Para dar base à articulação do governo Bolsonaro no Congresso, é possível reeditar estratégia de Temer
O presidente Jair Bolsonaro tomou posse há um mês e já está diante de um importante desafio: aprovar a reforma da Previdência. E isso é apenas o começo. O sucesso do novo governo dependerá da sua capacidade de implementar um conjunto de reformas de difícil negociação e aprovação no Congresso Nacional.
Há ceticismo entre analistas de que o governo conseguirá atingir este objetivo sem a utilização ostensiva do chamado “toma lá dá cá” – a negociação de cargos, que foi rejeitada pelo presidente Bolsonaro na formação do Ministério.

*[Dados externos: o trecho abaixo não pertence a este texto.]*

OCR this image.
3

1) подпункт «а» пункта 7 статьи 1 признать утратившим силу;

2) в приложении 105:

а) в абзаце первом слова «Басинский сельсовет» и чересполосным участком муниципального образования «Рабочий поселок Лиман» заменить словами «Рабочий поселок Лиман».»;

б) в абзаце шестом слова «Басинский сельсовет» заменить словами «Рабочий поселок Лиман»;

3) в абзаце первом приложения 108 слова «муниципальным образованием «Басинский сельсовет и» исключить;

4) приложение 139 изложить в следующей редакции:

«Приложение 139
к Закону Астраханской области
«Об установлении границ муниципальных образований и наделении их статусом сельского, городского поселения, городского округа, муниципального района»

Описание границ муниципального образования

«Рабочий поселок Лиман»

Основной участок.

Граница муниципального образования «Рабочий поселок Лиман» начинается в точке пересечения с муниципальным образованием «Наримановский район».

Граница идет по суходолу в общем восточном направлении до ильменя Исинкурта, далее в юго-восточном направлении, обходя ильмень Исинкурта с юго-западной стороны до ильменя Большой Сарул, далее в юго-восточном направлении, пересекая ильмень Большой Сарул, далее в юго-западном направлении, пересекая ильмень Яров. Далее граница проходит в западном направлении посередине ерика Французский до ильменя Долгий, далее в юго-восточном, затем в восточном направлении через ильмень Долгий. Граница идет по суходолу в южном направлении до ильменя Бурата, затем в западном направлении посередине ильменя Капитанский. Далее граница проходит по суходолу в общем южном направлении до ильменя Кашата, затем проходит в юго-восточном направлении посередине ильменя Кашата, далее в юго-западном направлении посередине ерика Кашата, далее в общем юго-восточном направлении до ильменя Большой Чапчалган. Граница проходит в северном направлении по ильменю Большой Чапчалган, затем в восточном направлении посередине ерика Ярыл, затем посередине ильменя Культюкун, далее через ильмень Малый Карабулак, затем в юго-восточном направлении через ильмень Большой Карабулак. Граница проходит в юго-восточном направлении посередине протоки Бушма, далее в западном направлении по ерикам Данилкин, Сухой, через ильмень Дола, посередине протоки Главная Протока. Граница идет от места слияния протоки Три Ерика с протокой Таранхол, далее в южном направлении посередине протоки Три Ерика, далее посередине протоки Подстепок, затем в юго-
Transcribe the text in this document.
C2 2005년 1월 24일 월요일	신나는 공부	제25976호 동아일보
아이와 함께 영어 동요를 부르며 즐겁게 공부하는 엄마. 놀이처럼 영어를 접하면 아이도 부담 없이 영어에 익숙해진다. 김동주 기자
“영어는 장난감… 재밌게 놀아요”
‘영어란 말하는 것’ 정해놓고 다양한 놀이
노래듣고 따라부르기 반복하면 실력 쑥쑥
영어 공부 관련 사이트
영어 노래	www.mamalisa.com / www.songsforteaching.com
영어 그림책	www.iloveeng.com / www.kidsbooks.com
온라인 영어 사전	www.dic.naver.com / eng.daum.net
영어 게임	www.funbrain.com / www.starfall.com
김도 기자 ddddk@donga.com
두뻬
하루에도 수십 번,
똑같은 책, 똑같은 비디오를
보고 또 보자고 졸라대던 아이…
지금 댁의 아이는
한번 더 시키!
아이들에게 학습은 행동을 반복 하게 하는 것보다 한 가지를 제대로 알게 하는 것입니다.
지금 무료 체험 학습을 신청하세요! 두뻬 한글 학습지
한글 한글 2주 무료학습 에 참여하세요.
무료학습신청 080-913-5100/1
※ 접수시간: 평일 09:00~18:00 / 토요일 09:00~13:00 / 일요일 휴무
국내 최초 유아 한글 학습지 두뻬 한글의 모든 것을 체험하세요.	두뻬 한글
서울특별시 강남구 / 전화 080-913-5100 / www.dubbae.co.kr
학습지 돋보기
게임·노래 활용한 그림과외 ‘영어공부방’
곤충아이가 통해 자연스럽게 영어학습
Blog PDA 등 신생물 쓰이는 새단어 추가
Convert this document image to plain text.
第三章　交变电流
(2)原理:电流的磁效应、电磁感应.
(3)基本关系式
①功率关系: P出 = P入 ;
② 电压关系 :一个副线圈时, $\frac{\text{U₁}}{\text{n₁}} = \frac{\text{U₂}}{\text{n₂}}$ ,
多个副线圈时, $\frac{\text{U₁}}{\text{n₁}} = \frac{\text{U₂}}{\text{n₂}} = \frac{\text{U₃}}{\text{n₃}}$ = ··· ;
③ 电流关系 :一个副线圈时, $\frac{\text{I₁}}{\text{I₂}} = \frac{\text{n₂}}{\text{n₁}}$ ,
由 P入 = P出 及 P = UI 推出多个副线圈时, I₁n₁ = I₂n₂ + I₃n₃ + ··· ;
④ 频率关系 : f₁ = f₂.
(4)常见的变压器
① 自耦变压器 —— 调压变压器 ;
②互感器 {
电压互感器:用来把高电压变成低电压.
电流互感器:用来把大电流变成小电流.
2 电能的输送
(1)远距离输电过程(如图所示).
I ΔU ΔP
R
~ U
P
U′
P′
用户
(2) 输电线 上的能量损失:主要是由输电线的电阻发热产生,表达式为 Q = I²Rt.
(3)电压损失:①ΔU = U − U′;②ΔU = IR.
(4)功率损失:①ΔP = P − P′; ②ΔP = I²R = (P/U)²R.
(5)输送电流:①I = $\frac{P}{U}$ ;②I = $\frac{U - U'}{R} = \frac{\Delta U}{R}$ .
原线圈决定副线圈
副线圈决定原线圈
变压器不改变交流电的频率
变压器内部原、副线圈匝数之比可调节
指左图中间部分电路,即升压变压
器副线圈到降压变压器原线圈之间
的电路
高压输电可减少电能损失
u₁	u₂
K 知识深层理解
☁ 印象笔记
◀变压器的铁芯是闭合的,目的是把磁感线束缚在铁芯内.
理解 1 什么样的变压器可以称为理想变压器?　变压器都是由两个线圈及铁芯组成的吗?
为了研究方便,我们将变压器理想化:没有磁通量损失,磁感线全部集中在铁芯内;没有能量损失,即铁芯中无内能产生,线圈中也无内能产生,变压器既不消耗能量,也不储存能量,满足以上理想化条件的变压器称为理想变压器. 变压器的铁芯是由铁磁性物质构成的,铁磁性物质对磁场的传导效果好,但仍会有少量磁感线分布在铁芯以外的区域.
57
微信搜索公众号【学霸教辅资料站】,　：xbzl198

De acordo com esse raciocínio, sem cargos não há votos no Congresso!
Essa avaliação decorre da percepção de que o sucesso do governo Temer em aprovar as reformas somente foi possível em razão da utilização deste mecanismo. Contudo, restringir o sucesso da articulação política do governo Temer ao “toma lá dá cá” é uma avaliação, no mínimo, simplória.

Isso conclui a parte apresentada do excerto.